# 1967 Ford 3000 diesel



## mississipiboy (Oct 16, 2016)

How do I tell if my generator is charging?


Sent from my iPhone using Tractor Forum


----------



## RC Wells (Dec 26, 2008)

Unlike alternators, generators do not charge at idle.

If your battery is good, start the tractor and run at high idle, use a voltmeter to read across the battery terminals. Voltage should be 13.8 to 14.2 volts.

Unfortunately, this only tells you the condition of both the generator and voltage regulator.

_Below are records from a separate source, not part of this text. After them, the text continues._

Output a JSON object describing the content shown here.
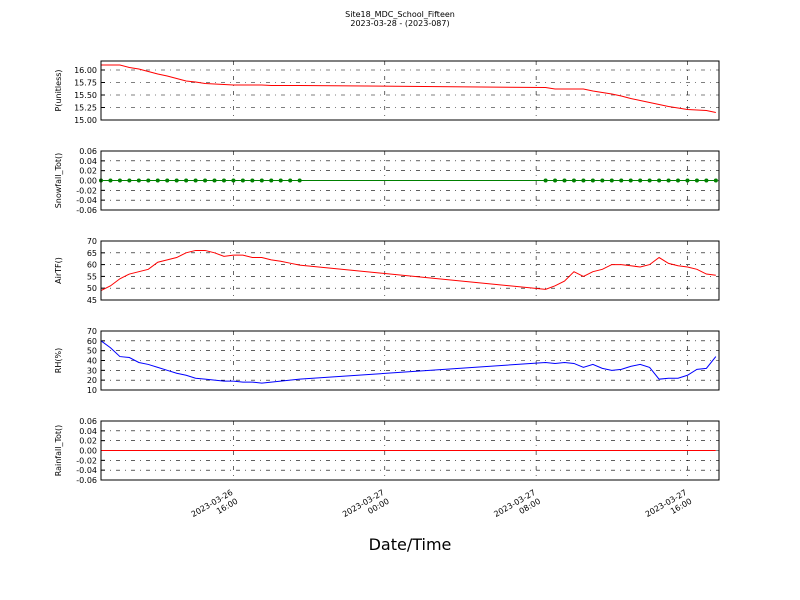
{
  "title": "Site18_MDC_School_Fifteen",
  "subtitle": "2023-03-28 - (2023-087)",
  "x_axis": {
    "label": "Date/Time",
    "lim": [
      "2023-03-26 09:00",
      "2023-03-27 17:40"
    ],
    "ticks": [
      {
        "value": "2023-03-26 16:00",
        "label": "2023-03-26\n16:00"
      },
      {
        "value": "2023-03-27 00:00",
        "label": "2023-03-27\n00:00"
      },
      {
        "value": "2023-03-27 08:00",
        "label": "2023-03-27\n08:00"
      },
      {
        "value": "2023-03-27 16:00",
        "label": "2023-03-27\n16:00"
      }
    ]
  },
  "chart_data": [
    {
      "type": "line",
      "y_label": "P(unitless)",
      "color": "#ff0000",
      "grid": true,
      "ylim": [
        15.0,
        16.18
      ],
      "yticks": [
        {
          "value": 15.0,
          "label": "15.00"
        },
        15.25,
        {
          "value": 15.5,
          "label": "15.50"
        },
        15.75,
        {
          "value": 16.0,
          "label": "16.00"
        }
      ],
      "x": [
        "2023-03-26 09:00",
        "2023-03-26 09:30",
        "2023-03-26 10:00",
        "2023-03-26 10:30",
        "2023-03-26 11:00",
        "2023-03-26 11:30",
        "2023-03-26 12:00",
        "2023-03-26 12:30",
        "2023-03-26 13:00",
        "2023-03-26 13:30",
        "2023-03-26 14:00",
        "2023-03-26 14:30",
        "2023-03-26 15:00",
        "2023-03-26 15:30",
        "2023-03-26 16:00",
        "2023-03-26 16:30",
        "2023-03-26 17:00",
        "2023-03-26 17:30",
        "2023-03-26 18:00",
        "2023-03-26 18:30",
        "2023-03-26 19:00",
        "2023-03-26 19:30",
        "2023-03-27 08:30",
        "2023-03-27 09:00",
        "2023-03-27 09:30",
        "2023-03-27 10:00",
        "2023-03-27 10:30",
        "2023-03-27 11:00",
        "2023-03-27 11:30",
        "2023-03-27 12:00",
        "2023-03-27 12:30",
        "2023-03-27 13:00",
        "2023-03-27 13:30",
        "2023-03-27 14:00",
        "2023-03-27 14:30",
        "2023-03-27 15:00",
        "2023-03-27 15:30",
        "2023-03-27 16:00",
        "2023-03-27 16:30",
        "2023-03-27 17:00",
        "2023-03-27 17:30"
      ],
      "values": [
        16.1,
        16.1,
        16.1,
        16.05,
        16.02,
        15.97,
        15.92,
        15.88,
        15.83,
        15.78,
        15.76,
        15.73,
        15.72,
        15.71,
        15.7,
        15.7,
        15.7,
        15.7,
        15.69,
        15.69,
        15.69,
        15.69,
        15.65,
        15.62,
        15.62,
        15.62,
        15.62,
        15.58,
        15.55,
        15.52,
        15.48,
        15.43,
        15.39,
        15.35,
        15.31,
        15.27,
        15.24,
        15.21,
        15.2,
        15.19,
        15.15
      ]
    },
    {
      "type": "line",
      "y_label": "Snowfall_Tot()",
      "color": "#008000",
      "markers": true,
      "grid": true,
      "ylim": [
        -0.06,
        0.06
      ],
      "yticks": [
        -0.06,
        -0.04,
        -0.02,
        {
          "value": 0,
          "label": "0.00"
        },
        0.02,
        0.04,
        0.06
      ],
      "x": [
        "2023-03-26 09:00",
        "2023-03-26 09:30",
        "2023-03-26 10:00",
        "2023-03-26 10:30",
        "2023-03-26 11:00",
        "2023-03-26 11:30",
        "2023-03-26 12:00",
        "2023-03-26 12:30",
        "2023-03-26 13:00",
        "2023-03-26 13:30",
        "2023-03-26 14:00",
        "2023-03-26 14:30",
        "2023-03-26 15:00",
        "2023-03-26 15:30",
        "2023-03-26 16:00",
        "2023-03-26 16:30",
        "2023-03-26 17:00",
        "2023-03-26 17:30",
        "2023-03-26 18:00",
        "2023-03-26 18:30",
        "2023-03-26 19:00",
        "2023-03-26 19:30",
        "2023-03-27 08:30",
        "2023-03-27 09:00",
        "2023-03-27 09:30",
        "2023-03-27 10:00",
        "2023-03-27 10:30",
        "2023-03-27 11:00",
        "2023-03-27 11:30",
        "2023-03-27 12:00",
        "2023-03-27 12:30",
        "2023-03-27 13:00",
        "2023-03-27 13:30",
        "2023-03-27 14:00",
        "2023-03-27 14:30",
        "2023-03-27 15:00",
        "2023-03-27 15:30",
        "2023-03-27 16:00",
        "2023-03-27 16:30",
        "2023-03-27 17:00",
        "2023-03-27 17:30"
      ],
      "values": [
        0,
        0,
        0,
        0,
        0,
        0,
        0,
        0,
        0,
        0,
        0,
        0,
        0,
        0,
        0,
        0,
        0,
        0,
        0,
        0,
        0,
        0,
        0,
        0,
        0,
        0,
        0,
        0,
        0,
        0,
        0,
        0,
        0,
        0,
        0,
        0,
        0,
        0,
        0,
        0,
        0
      ]
    },
    {
      "type": "line",
      "y_label": "AirTF()",
      "color": "#ff0000",
      "grid": true,
      "ylim": [
        45,
        70
      ],
      "yticks": [
        45,
        50,
        55,
        60,
        65,
        70
      ],
      "x": [
        "2023-03-26 09:00",
        "2023-03-26 09:30",
        "2023-03-26 10:00",
        "2023-03-26 10:30",
        "2023-03-26 11:00",
        "2023-03-26 11:30",
        "2023-03-26 12:00",
        "2023-03-26 12:30",
        "2023-03-26 13:00",
        "2023-03-26 13:30",
        "2023-03-26 14:00",
        "2023-03-26 14:30",
        "2023-03-26 15:00",
        "2023-03-26 15:30",
        "2023-03-26 16:00",
        "2023-03-26 16:30",
        "2023-03-26 17:00",
        "2023-03-26 17:30",
        "2023-03-26 18:00",
        "2023-03-26 18:30",
        "2023-03-26 19:00",
        "2023-03-26 19:30",
        "2023-03-27 08:30",
        "2023-03-27 09:00",
        "2023-03-27 09:30",
        "2023-03-27 10:00",
        "2023-03-27 10:30",
        "2023-03-27 11:00",
        "2023-03-27 11:30",
        "2023-03-27 12:00",
        "2023-03-27 12:30",
        "2023-03-27 13:00",
        "2023-03-27 13:30",
        "2023-03-27 14:00",
        "2023-03-27 14:30",
        "2023-03-27 15:00",
        "2023-03-27 15:30",
        "2023-03-27 16:00",
        "2023-03-27 16:30",
        "2023-03-27 17:00",
        "2023-03-27 17:30"
      ],
      "values": [
        49,
        51,
        54,
        56,
        57,
        58,
        61,
        62,
        63,
        65,
        66,
        66,
        65,
        63.5,
        64,
        64,
        63,
        63,
        62,
        61.4,
        60.6,
        59.8,
        49.5,
        51,
        53,
        57,
        55,
        57,
        58,
        60,
        60,
        59.5,
        59,
        60,
        63,
        60.5,
        59.5,
        59,
        58,
        56,
        55.5
      ]
    },
    {
      "type": "line",
      "y_label": "RH(%)",
      "color": "#0000ff",
      "grid": true,
      "ylim": [
        10,
        70
      ],
      "yticks": [
        10,
        20,
        30,
        40,
        50,
        60,
        70
      ],
      "x": [
        "2023-03-26 09:00",
        "2023-03-26 09:30",
        "2023-03-26 10:00",
        "2023-03-26 10:30",
        "2023-03-26 11:00",
        "2023-03-26 11:30",
        "2023-03-26 12:00",
        "2023-03-26 12:30",
        "2023-03-26 13:00",
        "2023-03-26 13:30",
        "2023-03-26 14:00",
        "2023-03-26 14:30",
        "2023-03-26 15:00",
        "2023-03-26 15:30",
        "2023-03-26 16:00",
        "2023-03-26 16:30",
        "2023-03-26 17:00",
        "2023-03-26 17:30",
        "2023-03-26 18:00",
        "2023-03-26 18:30",
        "2023-03-26 19:00",
        "2023-03-26 19:30",
        "2023-03-27 08:30",
        "2023-03-27 09:00",
        "2023-03-27 09:30",
        "2023-03-27 10:00",
        "2023-03-27 10:30",
        "2023-03-27 11:00",
        "2023-03-27 11:30",
        "2023-03-27 12:00",
        "2023-03-27 12:30",
        "2023-03-27 13:00",
        "2023-03-27 13:30",
        "2023-03-27 14:00",
        "2023-03-27 14:30",
        "2023-03-27 15:00",
        "2023-03-27 15:30",
        "2023-03-27 16:00",
        "2023-03-27 16:30",
        "2023-03-27 17:00",
        "2023-03-27 17:30"
      ],
      "values": [
        60,
        53,
        44,
        43,
        38,
        36,
        33,
        30,
        27,
        25,
        22,
        21,
        20,
        19,
        19,
        18,
        18,
        17,
        18,
        19,
        20,
        21,
        38,
        37,
        38,
        37,
        33,
        36,
        32,
        30,
        31,
        34,
        36,
        33,
        21,
        22,
        22,
        25,
        31,
        32,
        44
      ]
    },
    {
      "type": "line",
      "y_label": "Rainfall_Tot()",
      "color": "#ff0000",
      "grid": true,
      "ylim": [
        -0.06,
        0.06
      ],
      "yticks": [
        -0.06,
        -0.04,
        -0.02,
        {
          "value": 0,
          "label": "0.00"
        },
        0.02,
        0.04,
        0.06
      ],
      "x": [
        "2023-03-26 09:00",
        "2023-03-26 09:30",
        "2023-03-26 10:00",
        "2023-03-26 10:30",
        "2023-03-26 11:00",
        "2023-03-26 11:30",
        "2023-03-26 12:00",
        "2023-03-26 12:30",
        "2023-03-26 13:00",
        "2023-03-26 13:30",
        "2023-03-26 14:00",
        "2023-03-26 14:30",
        "2023-03-26 15:00",
        "2023-03-26 15:30",
        "2023-03-26 16:00",
        "2023-03-26 16:30",
        "2023-03-26 17:00",
        "2023-03-26 17:30",
        "2023-03-26 18:00",
        "2023-03-26 18:30",
        "2023-03-26 19:00",
        "2023-03-26 19:30",
        "2023-03-27 08:30",
        "2023-03-27 09:00",
        "2023-03-27 09:30",
        "2023-03-27 10:00",
        "2023-03-27 10:30",
        "2023-03-27 11:00",
        "2023-03-27 11:30",
        "2023-03-27 12:00",
        "2023-03-27 12:30",
        "2023-03-27 13:00",
        "2023-03-27 13:30",
        "2023-03-27 14:00",
        "2023-03-27 14:30",
        "2023-03-27 15:00",
        "2023-03-27 15:30",
        "2023-03-27 16:00",
        "2023-03-27 16:30",
        "2023-03-27 17:00",
        "2023-03-27 17:30"
      ],
      "values": [
        0,
        0,
        0,
        0,
        0,
        0,
        0,
        0,
        0,
        0,
        0,
        0,
        0,
        0,
        0,
        0,
        0,
        0,
        0,
        0,
        0,
        0,
        0,
        0,
        0,
        0,
        0,
        0,
        0,
        0,
        0,
        0,
        0,
        0,
        0,
        0,
        0,
        0,
        0,
        0,
        0
      ]
    }
  ]
}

If the battery is not reading voltage in the charging range the problem could be either the generator or the regulator, or both.

A more complicated test that isolates the generator is as follows: Use a battery hydrometer and make sure that the battery is not less than 1.250 specific gravity. 1. Disconnect the wire from the generator regulator marked batt and connect an ammeter in series with its terminal and the disconnected wire. 2. Then connect a jumper wire between the regulator terminal marked F (Field) and the base plate of the regulator, (this bypasses the voltage regulator so it can not operate to control generator output). 3. Start engine with all the tractor's electrics turned off, slowly increase engine speed until ammeter registers 30 amperes, about 1100 RPMs with generator hot (never exceed 1300 RPMs while "F" terminal is grounded). 4. If 30 amperes can not be reached, the generator does not have proper output.

If this last test shows the generator to be good, but the first test at the battery shows low voltage, the problem is likely the voltage regulator.


----------